You run an MCP server that enables you to interact with Chrome through a lightweight protocol layer. This server lets you initialize a connection, stream events from the server to the client, and send messages from the client back to the server to perform tooling actions. Use it to automate tasks like taking page screenshots and validating protocol behavior in a controlled environment.

How to use

You connect to the MCP server from an MCP client. Start a local HTTP MCP server to expose a remote endpoint you can reach from the client, or run a local stdio server that communicates via the MCP runtime.

Two typical interaction patterns are supported in this setup:

• HTTP flow: the server runs and exposes a URL you can reach from the MCP client. The client opens a session, initializes, and then uses the available tools through the established session.

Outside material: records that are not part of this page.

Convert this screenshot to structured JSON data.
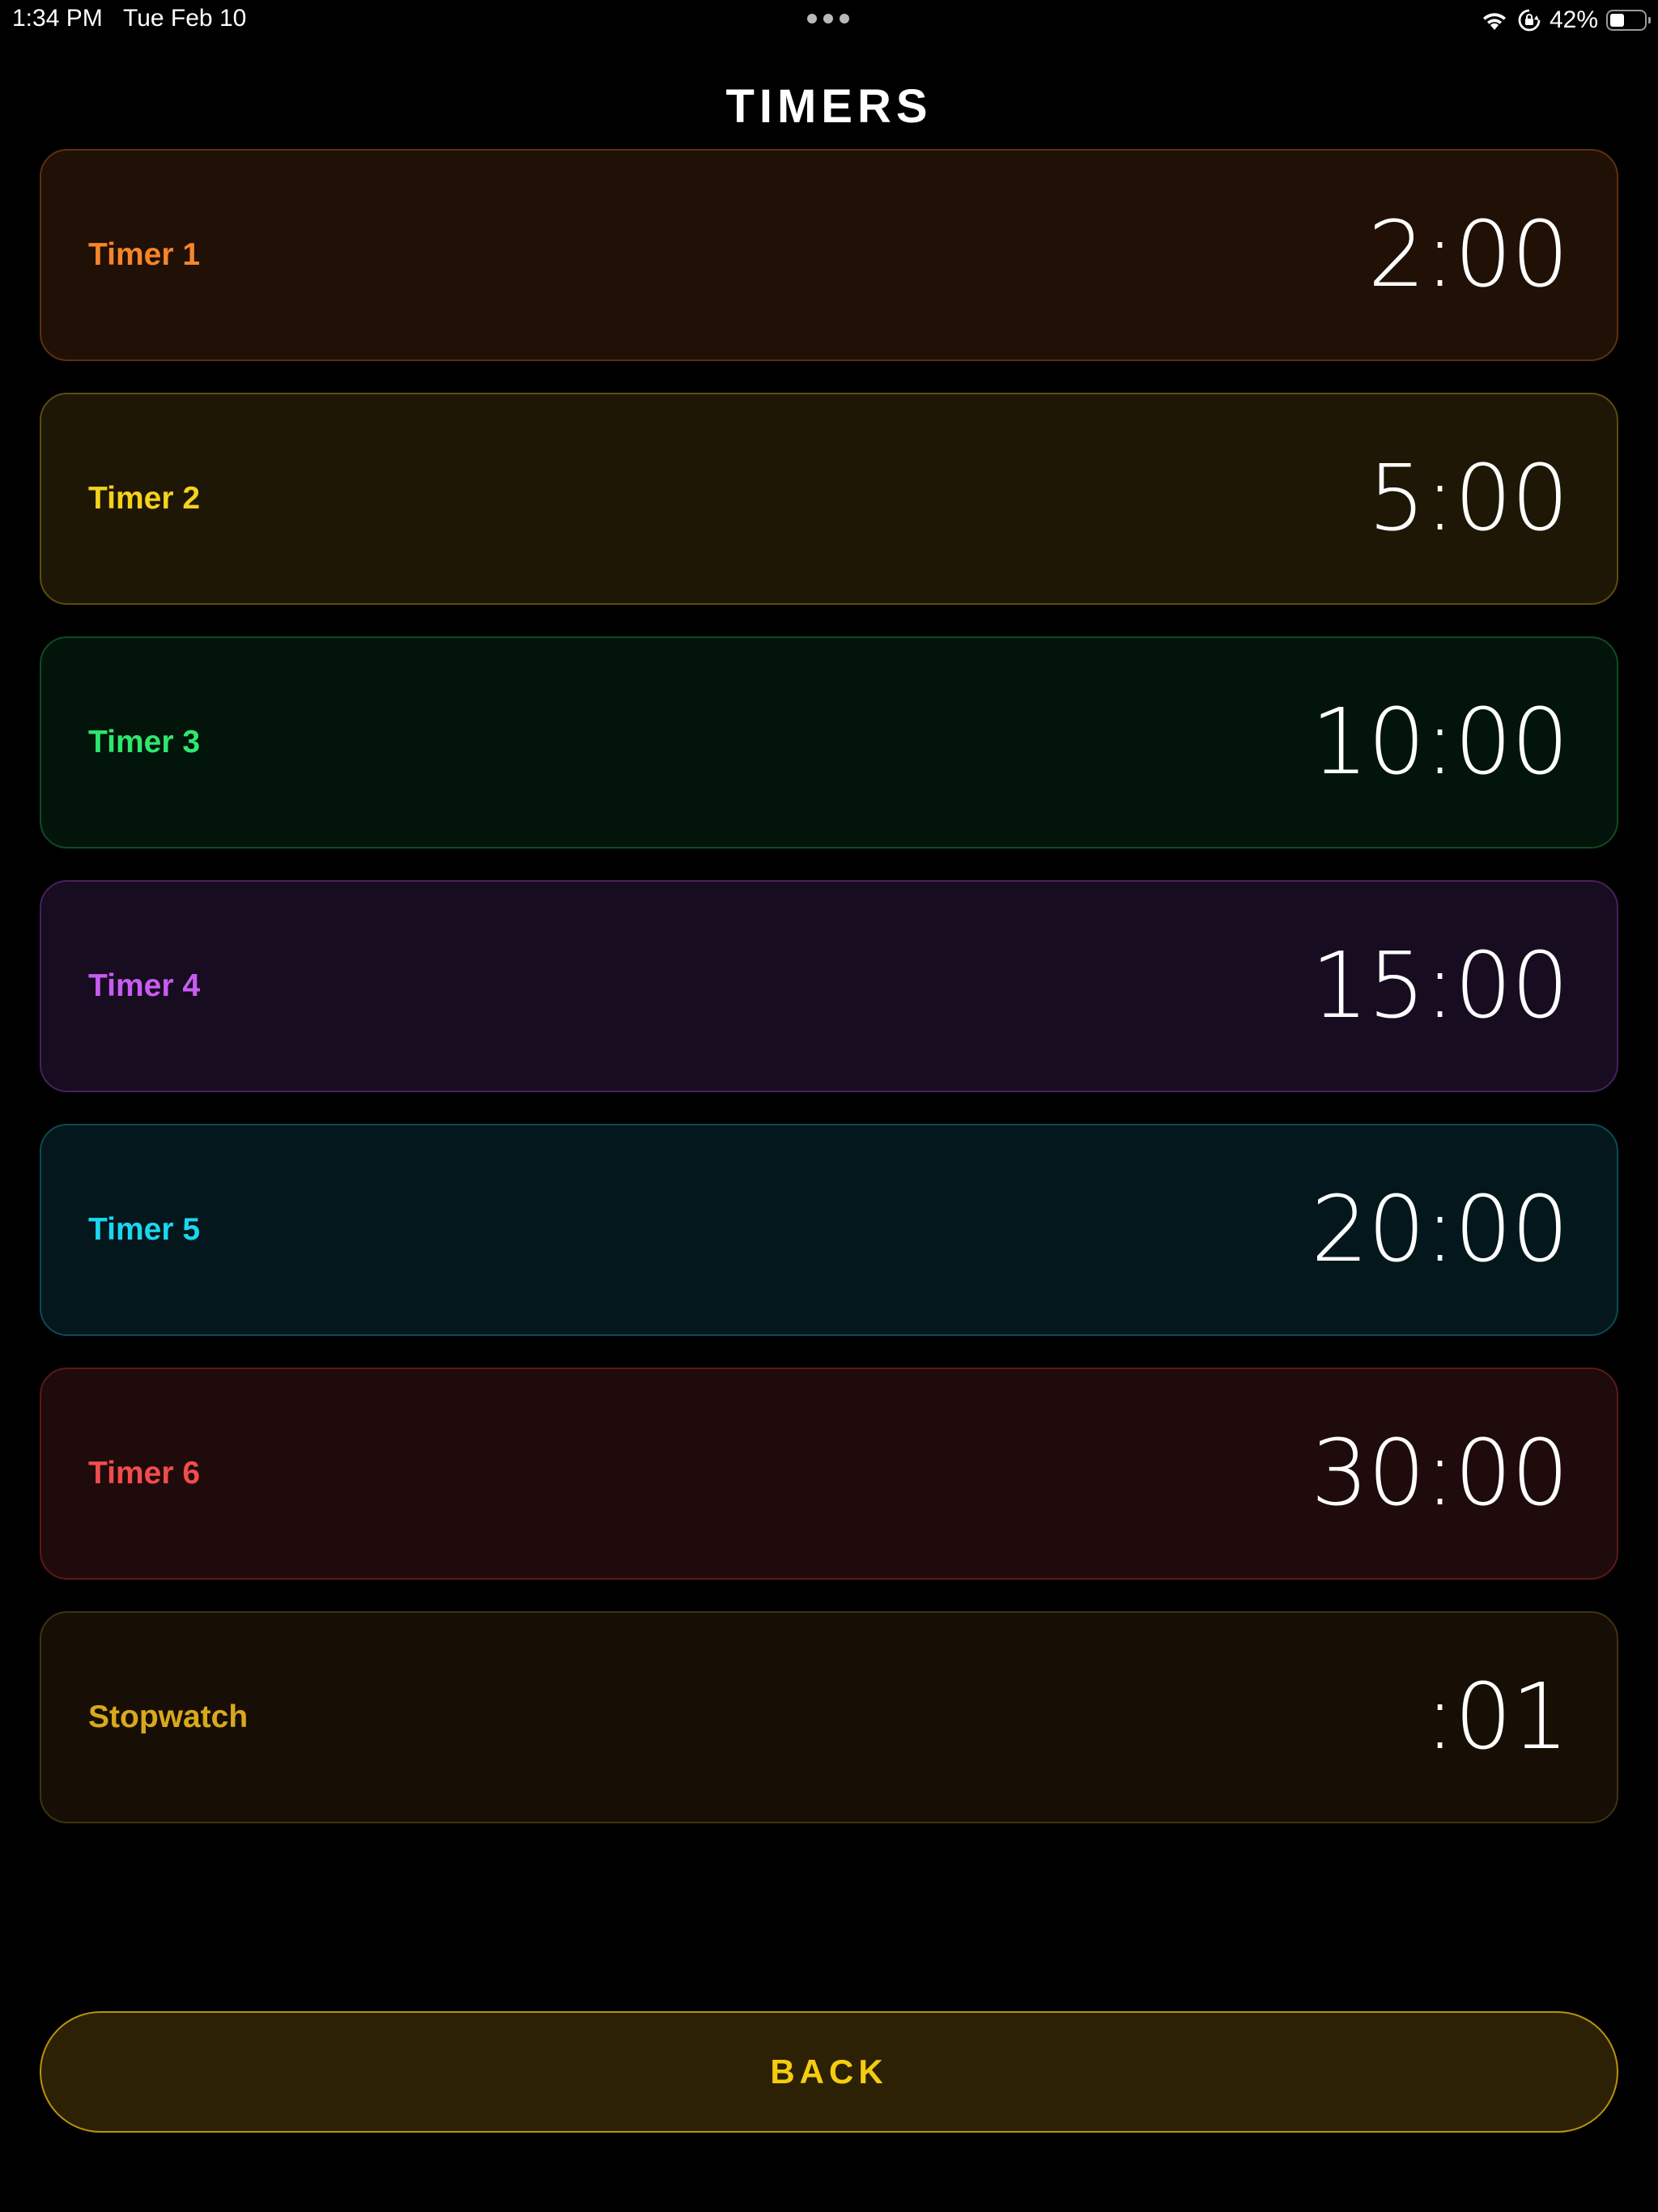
{
  "status_bar": {
    "time": "1:34 PM",
    "date": "Tue Feb 10",
    "battery_percent": "42%",
    "battery_level": 0.42,
    "icons": [
      "multitasking-dots-icon",
      "wifi-icon",
      "orientation-lock-icon",
      "battery-icon"
    ]
  },
  "title": "TIMERS",
  "timers": [
    {
      "label": "Timer 1",
      "value": "2:00",
      "accent": "#f5862a",
      "bg": "#211006",
      "border": "#5e3010"
    },
    {
      "label": "Timer 2",
      "value": "5:00",
      "accent": "#f5d21c",
      "bg": "#1e1706",
      "border": "#5e4b10"
    },
    {
      "label": "Timer 3",
      "value": "10:00",
      "accent": "#2ee86e",
      "bg": "#03150a",
      "border": "#0f4a24"
    },
    {
      "label": "Timer 4",
      "value": "15:00",
      "accent": "#c85cf2",
      "bg": "#170c20",
      "border": "#46215e"
    },
    {
      "label": "Timer 5",
      "value": "20:00",
      "accent": "#1ad7ef",
      "bg": "#03171c",
      "border": "#0c4a56"
    },
    {
      "label": "Timer 6",
      "value": "30:00",
      "accent": "#f24c4c",
      "bg": "#1f0b0b",
      "border": "#5e1818"
    },
    {
      "label": "Stopwatch",
      "value": ":01",
      "accent": "#d9a91c",
      "bg": "#170f05",
      "border": "#3f3212"
    }
  ],
  "back_button": {
    "label": "BACK",
    "color": "#f5cc0f"
  }
}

• STDIO flow: you launch the MCP server as a local process and communicate through the standard input/output channel using the MCP runtime. This is convenient for development and automated testing pipelines.

How to install

Prerequisites you need before running the server are a Python runtime for the demo server or the MCP runtime for the stdio flow.

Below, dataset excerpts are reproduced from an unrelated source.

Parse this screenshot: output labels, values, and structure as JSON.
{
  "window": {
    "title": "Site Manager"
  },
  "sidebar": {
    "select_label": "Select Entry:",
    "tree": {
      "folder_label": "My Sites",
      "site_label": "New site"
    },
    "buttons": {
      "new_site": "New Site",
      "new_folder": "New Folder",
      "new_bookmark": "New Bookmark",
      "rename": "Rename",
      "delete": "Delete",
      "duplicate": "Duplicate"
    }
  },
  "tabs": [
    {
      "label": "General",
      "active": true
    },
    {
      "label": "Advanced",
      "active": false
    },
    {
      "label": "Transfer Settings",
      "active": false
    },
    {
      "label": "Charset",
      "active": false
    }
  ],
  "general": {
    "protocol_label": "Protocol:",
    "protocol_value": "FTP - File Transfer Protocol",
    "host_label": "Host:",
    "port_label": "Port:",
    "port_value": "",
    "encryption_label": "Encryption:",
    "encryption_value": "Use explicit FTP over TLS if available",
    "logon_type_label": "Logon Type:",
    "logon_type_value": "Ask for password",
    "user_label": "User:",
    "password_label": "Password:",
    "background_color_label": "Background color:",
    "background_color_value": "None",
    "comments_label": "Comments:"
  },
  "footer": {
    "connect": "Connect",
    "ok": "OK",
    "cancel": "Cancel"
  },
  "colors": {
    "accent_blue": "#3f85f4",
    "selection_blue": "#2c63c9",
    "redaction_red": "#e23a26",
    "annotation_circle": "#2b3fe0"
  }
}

If you want to run the HTTP demo locally, start the server and then connect with an MCP inspector to validate the interaction.

If you want to use the stdio approach, install the MCP runtime and start the server with the appropriate command to enable the transport you choose (SSE in this example).

Additional notes

Demo HTTP server run command: to start the HTTP server that serves as the MCP endpoint, use the following command.

uv run uvicorn demo_implementation.main:app --reload

Attach an MCP inspector to test interactions against the server. Use the inspector with a node-based build of the client.

npx @modelcontextprotocol/inspector node build/index.js

For the robust, MCP-driven flow, you can run the server using the MCP runtime with SSE transport. This enables a clean stdio-based MCP session lifecycle.

mcp run app/main.py --transport sse

Available tools

initialize

Client sends an initialize message to the server, which responds with the functionality supported by the server.

notifications_initialized

Client sends a notifications/initialized message to the server to notify that the initialization is complete.